However, while multiple studies show efficacy for pharmacologic and non-pharmacologic interventions in the treatment of MDD during pregnancy, it is unclear whether treating the symptoms of antenatal depression has an effect on birth outcomes (Leichsenring et al., 2016). While seemingly self-evident, another possible hypothesis is that antenatal depression is more accurately a marker for another underlying risk factor that impacts obstetric outcomes. A systematic review of randomized controlled trials comparing untreated with non-pharmacologically treated depressed women found improved maternal outcomes but found no studies reporting neonatal outcomes (Dennis et al., 2007). Likewise, a more recent review found no studies matching their criteria for examining the association between non-pharmacological treatment for antenatal depression and risk of adverse outcomes for the infant (such as preterm birth) (Jarde et al., 2015).
While randomized trials represent the gold standard for demonstrating efficacy, they are not always feasible. In light of the paucity of data establishing benefit in terms of pregnancy outcomes, we instead used electronic health record (EHR) data to examine whether psychotherapy meaningfully impacts obstetric outcomes. Using logistic regression, we directly compared women who were or were not treated with psychotherapy at any time during pregnancy.
2. Methods
This longitudinal cohort was drawn from Massachusetts General Hospital (MGH), Boston, Massachusetts, a large tertiary care academic medical center. Among all women who delivered at the MGH obstetrics unit between 1998 and 2013, we identified those who delivered at 20 weeks of gestation or greater for inclusion in the current study, limited the cohort to the index pregnancy, and also excluded pregnancies with multiple gestations. From within this cohort of births, we screened women for a past or current diagnosis of major depressive disorder as well as other diagnoses in the International Statistical Classification of Diseases and Related Health Problems-9 (ICD-9), and limited the cohort to women with a history of depression at any point during their lifetime.

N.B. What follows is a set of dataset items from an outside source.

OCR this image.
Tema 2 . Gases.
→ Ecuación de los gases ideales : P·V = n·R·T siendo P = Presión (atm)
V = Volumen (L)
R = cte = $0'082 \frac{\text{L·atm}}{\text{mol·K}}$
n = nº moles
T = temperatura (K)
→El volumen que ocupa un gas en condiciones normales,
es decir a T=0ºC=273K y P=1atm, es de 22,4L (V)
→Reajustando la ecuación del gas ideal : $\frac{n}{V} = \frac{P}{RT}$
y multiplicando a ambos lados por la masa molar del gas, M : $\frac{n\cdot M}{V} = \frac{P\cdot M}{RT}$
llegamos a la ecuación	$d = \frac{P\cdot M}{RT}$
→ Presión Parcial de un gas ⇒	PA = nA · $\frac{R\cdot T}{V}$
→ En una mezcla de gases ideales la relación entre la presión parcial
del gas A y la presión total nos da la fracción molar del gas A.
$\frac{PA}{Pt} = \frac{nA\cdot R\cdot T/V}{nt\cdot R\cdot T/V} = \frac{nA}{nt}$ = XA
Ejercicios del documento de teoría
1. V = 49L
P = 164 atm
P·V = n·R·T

As detailed in prior work, we assessed the following sociodemographic and clinical characteristics from the EHR: age, race, household zip code, parity, reported pre-pregnancy body mass index (BMI, calculated as weight (kg)/[height (m)]2), maternal comorbid conditions (including diabetes and hypertension during current pregnancy), tobacco use during pregnancy, and enrollment in a government insurance program (Venkatesh et al., 2016).
Data were extracted from the EHR and managed using i2b2 server software, which is a scalable computational framework for managing human health data. Further details about the i2b2 platform can be found in earlier analyses by this group (Blumenthal et al., 2014; Uchida et al., 2015). This study was approved by the Partners Healthcare Institutional Review Board with a waiver of the informed consent requirement as it utilized de-identified data only.
Primary obstetrical study outcomes included preterm delivery, infant Apgar score of less than seven at five minutes of life, low infant weight at birth (less than 2500 g), and maternal weight gain of 40 or more pounds during pregnancy (18.14 kg); these cut-offs were chosen for consistency with prior work (Venkatesh et al., 2016). Preterm birth was defined in accordance with World Health Organization (WHO) criteria which indicates that a preterm delivery occurs at less than 37 weeks of gestation (WHO, 2014).
In regression models, we incorporated potential confounding variables identified in prior investigations (Venkatesh et al., 2016). Those variables include maternal age, parity, antidepressant exposure during pregnancy, enrollment in a government insurance program, tobacco use during pregnancy, history of substance abuse, past diagnosis of an anxiety disorder, psychiatry or psychotherapy visit within two years prior to pregnancy, and maternal comorbidities (diabetes and hypertension during current pregnancy). We also controlled for MDD during pregnancy using ICD-9 codes (296.2x, 296.3x, or 311).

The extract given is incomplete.